What this is showing us is which parts of the loss function are most sensitive to the change we made. We can see that the biggest single loss change came from the pension income category (this makes sense- zeroing out pension incomes makes it very difficult to hit total pension income statistics!). But there were lots of knock-on effects on other categories, too: total taxpayer count statistics were significantly off after the change (likely because a lot of people pay tax solely because of their pension income, since the State Pension on its own is not enough to push you into the tax system).

As another sanity check, let's see what the loss is if we just toned down the pension income by 10%:

In [4]:
class FRS_2019_20_with_too_little_pension_income(FRS_2019_20):
    name = "FRS_2019_20_with_too_little_pension_income"
    file_path = (
        FRS_2019_20.file_path.parent
        / "frs_2019_20_with_too_little_pension_income.h5"
    )

    def generate(self):
        super().generate()
        pension_income = self.load("pension_income")
        self.save("pension_income", pension_income * 0.9)

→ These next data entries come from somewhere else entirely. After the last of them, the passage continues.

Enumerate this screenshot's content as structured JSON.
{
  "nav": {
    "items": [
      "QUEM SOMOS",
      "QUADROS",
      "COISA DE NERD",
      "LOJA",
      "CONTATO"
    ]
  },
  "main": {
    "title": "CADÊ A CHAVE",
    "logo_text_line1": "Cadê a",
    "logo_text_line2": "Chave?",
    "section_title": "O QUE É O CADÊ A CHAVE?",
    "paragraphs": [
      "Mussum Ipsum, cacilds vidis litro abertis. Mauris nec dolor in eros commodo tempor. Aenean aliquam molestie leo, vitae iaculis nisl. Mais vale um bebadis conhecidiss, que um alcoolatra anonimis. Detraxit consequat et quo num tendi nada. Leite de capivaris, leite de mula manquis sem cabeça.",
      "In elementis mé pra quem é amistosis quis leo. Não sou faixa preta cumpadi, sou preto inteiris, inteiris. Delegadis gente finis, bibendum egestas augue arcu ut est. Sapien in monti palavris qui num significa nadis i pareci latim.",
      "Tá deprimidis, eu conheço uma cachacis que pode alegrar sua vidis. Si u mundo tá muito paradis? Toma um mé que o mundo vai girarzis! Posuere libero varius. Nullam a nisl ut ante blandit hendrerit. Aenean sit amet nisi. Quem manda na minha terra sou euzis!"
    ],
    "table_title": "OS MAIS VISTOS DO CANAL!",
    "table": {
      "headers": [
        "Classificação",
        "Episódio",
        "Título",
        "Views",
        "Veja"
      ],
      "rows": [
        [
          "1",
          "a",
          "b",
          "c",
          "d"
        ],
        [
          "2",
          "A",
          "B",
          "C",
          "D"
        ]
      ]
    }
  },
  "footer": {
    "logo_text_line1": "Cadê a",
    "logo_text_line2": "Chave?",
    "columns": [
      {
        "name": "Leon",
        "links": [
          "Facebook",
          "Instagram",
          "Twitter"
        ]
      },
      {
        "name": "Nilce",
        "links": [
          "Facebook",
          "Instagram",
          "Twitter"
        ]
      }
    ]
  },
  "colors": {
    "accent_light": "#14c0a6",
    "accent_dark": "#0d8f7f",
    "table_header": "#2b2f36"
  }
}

frs_with_too_little_pension_income = OutputDataset.from_dataset(
    FRS_2019_20_with_too_little_pension_income, 2019, 2022
)()

frs_with_too_little_pension_income_loss = loss(
    torch.tensor(
        frs_with_too_little_pension_income.household.household_weight.values
    ),
    frs_with_too_little_pension_income,
)

print(
    f"FRS with 10% less pension income: {frs_with_too_little_pension_income_loss}"
)

FRS with 10% less pension income: 1.0334495620378865


... which is a much smaller change, and the loss function is much more stable- for lots of little reasons, like the fact that we didn't cross a lot of people over boundaries between tax bands, etc. etc.